Health technology is one of the fastest growing sectors of the Finnish economy
Today, health technology is the fastest growing high-tech export sector in Finland, providing jobs for 13,000 people. Over the past twenty years, the sector’s share in export turnover has increased by five times to total EUR 2.3 billion of export turnover in 2018, where 3.4% of the increase is represented by trade with Russia.
The technology market landscape now stretches to measurement and imaging solutions for disease diagnosis, in vitro diagnostic equipment and laboratory equipment used for rehabilitation and therapy.
Online services intrinsically related to the high-tech sector use the Industrial Internet of things (IoT) also known as the Industrial Internet, artificial intelligence (AI) and robotics while expert services are represented by clinical research and regulations.
One of the most striking examples is a distribution agreement between Euformatics (Finland) and Al Jeel (Saudi Arabia) expanding the scope of the NGS omnomics Suite software to hospitals and laboratories in the Middle East.
Healthtech Finland fosters industry growth and collective knowledge
Healthtech Finland is an association representing the interests of the Finnish technology industry and at the same time a community of industry professionals providing a collaboration platform that fosters industry growth and collective knowledge.
The association was founded in 1980 based on the interests of companies that stood at the origins of digitalization and were interested in collaboration at different levels. Planmeca, PerkinElmer Wallac, GE Healthcare, and Thermo Fisher Scientific were the pioneers among Finnish hi-tech companies.
The main objective of Healthtech Finland is organizing working groups, webinars, workshops and knowledge exchange to ensure the promotion of collective knowledge and, as a result, the position of Finland-based health technology companies in the global market.
The Association organizes its work through annual working group meetings including Medical Devices, In vitro Diagnostics and Health Data working groups. Each group represents a growing sector: devices related to visualization of disease processes, laboratory research, and data structuring from the healthcare sector. In addition, the association also has Genomic Industry Special Interest Group and Ageing Finland Network.
As of today, the association has 150 members with about ten of them representing supporting companies such as research institutes, authorized agencies as well as chambers and communities for urban development while the remaining 140 are operating directly in healthcare technologies.

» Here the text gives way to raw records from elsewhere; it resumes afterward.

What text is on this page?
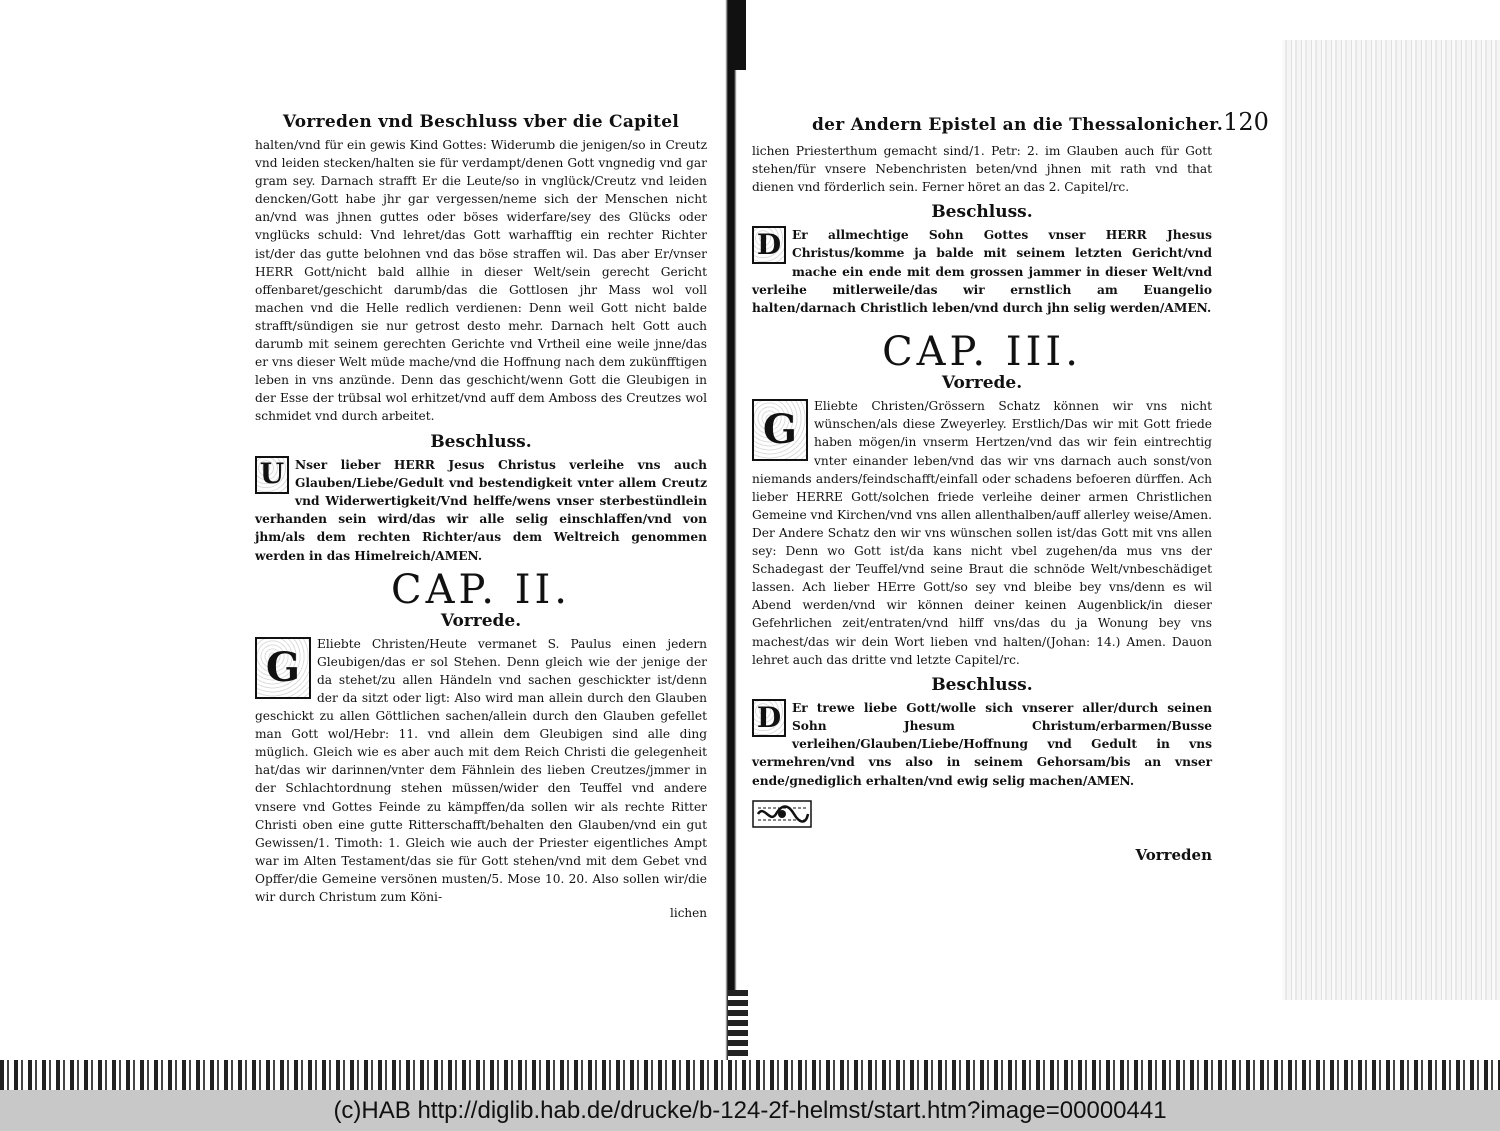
Vorreden vnd Beschluss vber die Capitel

halten/vnd für ein gewis Kind Gottes: Widerumb die jenigen/so in Creutz vnd leiden stecken/halten sie für verdampt/denen Gott vngnedig vnd gar gram sey. Darnach strafft Er die Leute/so in vnglück/Creutz vnd leiden dencken/Gott habe jhr gar vergessen/neme sich der Menschen nicht an/vnd was jhnen guttes oder böses widerfare/sey des Glücks oder vnglücks schuld: Vnd lehret/das Gott warhafftig ein rechter Richter ist/der das gutte belohnen vnd das böse straffen wil. Das aber Er/vnser HERR Gott/nicht bald allhie in dieser Welt/sein gerecht Gericht offenbaret/geschicht darumb/das die Gottlosen jhr Mass wol voll machen vnd die Helle redlich verdienen: Denn weil Gott nicht balde strafft/sündigen sie nur getrost desto mehr. Darnach helt Gott auch darumb mit seinem gerechten Gerichte vnd Vrtheil eine weile jnne/das er vns dieser Welt müde mache/vnd die Hoffnung nach dem zukünfftigen leben in vns anzünde. Denn das geschicht/wenn Gott die Gleubigen in der Esse der trübsal wol erhitzet/vnd auff dem Amboss des Creutzes wol schmidet vnd durch arbeitet.

Beschluss.

U Nser lieber HERR Jesus Christus verleihe vns auch Glauben/Liebe/Gedult vnd bestendigkeit vnter allem Creutz vnd Widerwertigkeit/Vnd helffe/wens vnser sterbestündlein verhanden sein wird/das wir alle selig einschlaffen/vnd von jhm/als dem rechten Richter/aus dem Weltreich genommen werden in das Himelreich/AMEN.

CAP. II.
Vorrede.

G	Eliebte Christen/Heute vermanet S. Paulus einen jedern Gleubigen/das er sol Stehen. Denn gleich wie der jenige der da stehet/zu allen Händeln vnd sachen geschickter ist/denn der da sitzt oder ligt: Also wird man allein durch den Glauben geschickt zu allen Göttlichen sachen/allein durch den Glauben gefellet man Gott wol/Hebr: 11. vnd allein dem Gleubigen sind alle ding müglich. Gleich wie es aber auch mit dem Reich Christi die gelegenheit hat/das wir darinnen/vnter dem Fähnlein des lieben Creutzes/jmmer in der Schlachtordnung stehen müssen/wider den Teuffel vnd andere vnsere vnd Gottes Feinde zu kämpffen/da sollen wir als rechte Ritter Christi oben eine gutte Ritterschafft/behalten den Glauben/vnd ein gut Gewissen/1. Timoth: 1. Gleich wie auch der Priester eigentliches Ampt war im Alten Testament/das sie für Gott stehen/vnd mit dem Gebet vnd Opffer/die Gemeine versönen musten/5. Mose 10. 20. Also sollen wir/die wir durch Christum zum Köni-

lichen

der Andern Epistel an die Thessalonicher. 120

lichen Priesterthum gemacht sind/1. Petr: 2. im Glauben auch für Gott stehen/für vnsere Nebenchristen beten/vnd jhnen mit rath vnd that dienen vnd förderlich sein. Ferner höret an das 2. Capitel/rc.

Beschluss.

D Er allmechtige Sohn Gottes vnser HERR Jhesus Christus/komme ja balde mit seinem letzten Gericht/vnd mache ein ende mit dem grossen jammer in dieser Welt/vnd verleihe mitlerweile/das wir ernstlich am Euangelio halten/darnach Christlich leben/vnd durch jhn selig werden/AMEN.

CAP. III.
Vorrede.

G	Eliebte Christen/Grössern Schatz können wir vns nicht wünschen/als diese Zweyerley. Erstlich/Das wir mit Gott friede haben mögen/in vnserm Hertzen/vnd das wir fein eintrechtig vnter einander leben/vnd das wir vns darnach auch sonst/von niemands anders/feindschafft/einfall oder schadens befoeren dürffen. Ach lieber HERRE Gott/solchen friede verleihe deiner armen Christlichen Gemeine vnd Kirchen/vnd vns allen allenthalben/auff allerley weise/Amen. Der Andere Schatz den wir vns wünschen sollen ist/das Gott mit vns allen sey: Denn wo Gott ist/da kans nicht vbel zugehen/da mus vns der Schadegast der Teuffel/vnd seine Braut die schnöde Welt/vnbeschädiget lassen. Ach lieber HErre Gott/so sey vnd bleibe bey vns/denn es wil Abend werden/vnd wir können deiner keinen Augenblick/in dieser Gefehrlichen zeit/entraten/vnd hilff vns/das du ja Wonung bey vns machest/das wir dein Wort lieben vnd halten/(Johan: 14.) Amen. Dauon lehret auch das dritte vnd letzte Capitel/rc.

Beschluss.

D Er trewe liebe Gott/wolle sich vnserer aller/durch seinen Sohn Jhesum Christum/erbarmen/Busse verleihen/Glauben/Liebe/Hoffnung vnd Gedult in vns vermehren/vnd vns also in seinem Gehorsam/bis an vnser ende/gnediglich erhalten/vnd ewig selig machen/AMEN.

Vorreden
(c)HAB http://diglib.hab.de/drucke/b-124-2f-helmst/start.htm?image=00000441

Finland attracts international health tech companies
According to Saara Hassinen, Managing Director of Healthtech Finland, the tremendous growth of the technology market since 1997 has been driven by a vast research base, research expertise and availability of the necessary skills, which led to the emergence of new companies that began to use clinical data provided by hospitals.
Successful cooperation between companies and technology platforms represented by government organizations contributes to the overall success. Well-coordinated operating processes coupled with government support inspired many international companies to continue research and operations in Finland.
European legislation is being harmonized with new European regulations (Medical Device Regulation and In vitro Diagnostics Regulation), so as the CE mark. If the company exports outside Europe, the requirements of the destination country must be taken into account.
As to the field with the most dynamic growth, it really depends on the global environment. In the COVID19 year 2020, the largest increase was in exports of laboratory diagnostics. In ”normal” years, the strongest is the export of medical devices.
In future, new technologies (such as the internet of things, artificial intelligence and 3D printing) will play a significant role both in Finland and across the globe.
Many Finnish companies steer for the global market
The larger the company, the higher is the importance of entering the global market with its products and offerings. Global operations require excellent distribution and sales networks that are designed in collaboration with other businesses involved in the process.
Companies are also interested in international research collaborations. Many are involved, for example, in EU framework program projects. Ecosystems and value chains are no longer national. They are international and Finnish companies want to join them.
Production and operation ecosystems and value chains are growing beyond the limit of national businesses pushing many Finnish companies steer for the global market and cooperation with companies from all over the world, including Russia.
Such cooperation is often facilitated by Business Finland, a government agency headquartered in Helsinki and designed to promote innovation, trade, and investment. Business Finland currently employs 600 experts in 40 offices worldwide as well as in 20 regional offices across Finland.